“Clean Code” Book Club: Chapter 9, Unit Tests

Posted on Sun 14 July 2024

Continuing with our book club on Robert Martin’s “Clean Code”, last week we’ve discussed chapter 9 (“Unit Tests”). (As usual, this post collects most of my notes and some points from our group discussion; completeness is explicitly a non-goal.)

Chapter 9: Unit Tests

This chapter—the only testing-related one in the book—focusses specifically on unit tests. There’s nothing here on integration tests; nothing on doctests; almost nothing on continuous integration or automation, except that tests should be “convenient to run”. And while the latter is understandable, given that the book was written over 15 years ago, it is a significant omission for a modern reader.

In the chapter’s introduction, Martin starts by describing an ad-hoc testing procedure common in the mid-90s, then lauding how the Agile and TDD movements have caused a “mad rush” to integrate testing into programming.

The Three Laws of TDD

While Martin is a strong proponent of Test Driven Development (TDD), I think his description of it here is doing TDD a disservice by being eyeroll-inducingly dogmatic:

First Law: You may not write production code until you have written a failing unit test.

Second Law: You may not write more of a unit test than is sufficient to fail, and not compiling is failing.

Third Law: You may not write more production code than is sufficient to pass the currently failing test. (p. 122)

So, on the one hand, Martin calls these “laws” and wrote them to be extremely prescriptive—he clearly wants us to take these literally. On the other hand, if we take these literally, then we’re never allowed to refactor our production code or test code; because refactoring, by definition, does not affect whether tests fail.

Kent Beck, who “rediscovered” TDD, wrote a much better summary of the process of TDD. To the above three steps (Martin’s “laws”), he adds a step 0 (think about the test scenarios to cover) and a step 4 (refactoring).1

Keeping Tests Clean

Test code is just as important as production code.
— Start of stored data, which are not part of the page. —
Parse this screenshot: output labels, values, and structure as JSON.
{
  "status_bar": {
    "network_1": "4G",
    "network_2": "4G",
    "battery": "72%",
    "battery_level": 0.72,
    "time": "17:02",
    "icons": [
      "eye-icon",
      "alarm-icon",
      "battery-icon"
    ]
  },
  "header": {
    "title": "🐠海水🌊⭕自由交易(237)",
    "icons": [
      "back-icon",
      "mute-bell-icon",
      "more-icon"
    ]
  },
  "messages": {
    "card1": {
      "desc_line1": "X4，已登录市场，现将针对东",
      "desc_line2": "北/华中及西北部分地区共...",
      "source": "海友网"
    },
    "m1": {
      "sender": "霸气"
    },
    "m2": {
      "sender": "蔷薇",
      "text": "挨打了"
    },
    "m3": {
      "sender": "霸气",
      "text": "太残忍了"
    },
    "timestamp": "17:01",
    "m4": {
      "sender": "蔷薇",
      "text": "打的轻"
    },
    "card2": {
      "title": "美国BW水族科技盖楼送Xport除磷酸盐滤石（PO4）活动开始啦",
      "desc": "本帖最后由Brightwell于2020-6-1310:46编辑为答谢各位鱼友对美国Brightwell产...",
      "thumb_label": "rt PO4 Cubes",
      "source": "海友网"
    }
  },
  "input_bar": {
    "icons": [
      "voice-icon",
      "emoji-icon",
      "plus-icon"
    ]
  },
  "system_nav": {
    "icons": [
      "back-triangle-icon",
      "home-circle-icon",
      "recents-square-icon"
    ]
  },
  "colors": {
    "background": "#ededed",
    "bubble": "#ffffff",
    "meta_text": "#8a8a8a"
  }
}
It is not a second-class citizen. It requires thought, design, and care. It must be kept as clean as production code. (p. 124)

Yep.

Though I’d add that, typically, test code should be strictly simpler than production code. (And this, in turn, makes it easier to keep the tests clean.)

It is unit tests that keep our code flexible, maintainable, and reusable. (p. 124)

… because they enable us to make changes to our code, without having to worry about introducing new bugs by accident. We talked for a bit about our personal experiences where tests—or their absence—impacted how confident we were about making changes to code and how that impacted our development process.

A corollary: When we discover a bug, in addition to fixing it, we should think about how to improve our tests so they discover similar bugs in the future. We won’t be able to avoid making mistakes; but at least we can learn from them and try to fail better next time.

That can mean adding new unit tests for a currently untested part of the code; or covering an edge case we didn’t think about earlier; or adding new elements to our test suite (e.g. run the test suite under multiple operating systems, once we realized parts of our code are subtly OS-dependent2).

Domain-Specific Testing Language

I’m not completely sold on this. Yes, developing your own Domain-Specific Testing Language may make your tests look cleaner; but the price for that is a significantly increased amount of helper code. (At what point do you need to start writing a separate test suite to test your DSTL?)

While Martin doesn’t discuss this trade-off, his first example (listings 9-1 and 9-2) gives a good example where this approach helps produce cleaner code.

A Dual Standard

Then, however, we get to listings 9-3 and 9-4 … 😱

The “before” version of the code (listing 9-3) was pretty much fine; whereas Martin’s “improved” version in listing 9-4 is awful. From the terrible function name (wayTooCold();) to its unexpected side effect (executing controller.tic();) to the cryptic assertEquals(“HBchL”, hw.getState());, it breaks several rules that Martin himself wrote down earlier in this book. And perhaps worst of all—the code is hard to talk about.3

(The supposed main point of this subsection, by the way, was that the getState() function introduced for this DSTL is implemented in a cleaner but less efficient way. Martin argues that while this is not suitable for the embedded real-time system running in production, it is preferable for a more powerful test system. But yet again, this book is not making that point well because the example contains too many other distractions.)

One Assert per Test?

Here, Martin rejects the school of thought that claims every test should have only one assert statement; suggesting instead a “one concept per test” rule. After reading earlier chapters, I found this surprisingly pragmatic.

  1. I also much prefer his overall tone to the one Martin adopted in this section. Instead of Martin’s dogmatic commandments, Beck simply describes a pragmatic approach to programming.
  2. “Of course the path separator in URLs and local file paths is always the same. I mean, no reasonable OS would use anything other than a slash as a path separator, right?” 🫣
  3. “The state is uppercase h, uppercase b, lowercase c, uppercase h, uppercase l but it should be uppercase h, uppercase b, lowercase c, lowercase h, uppercase l.”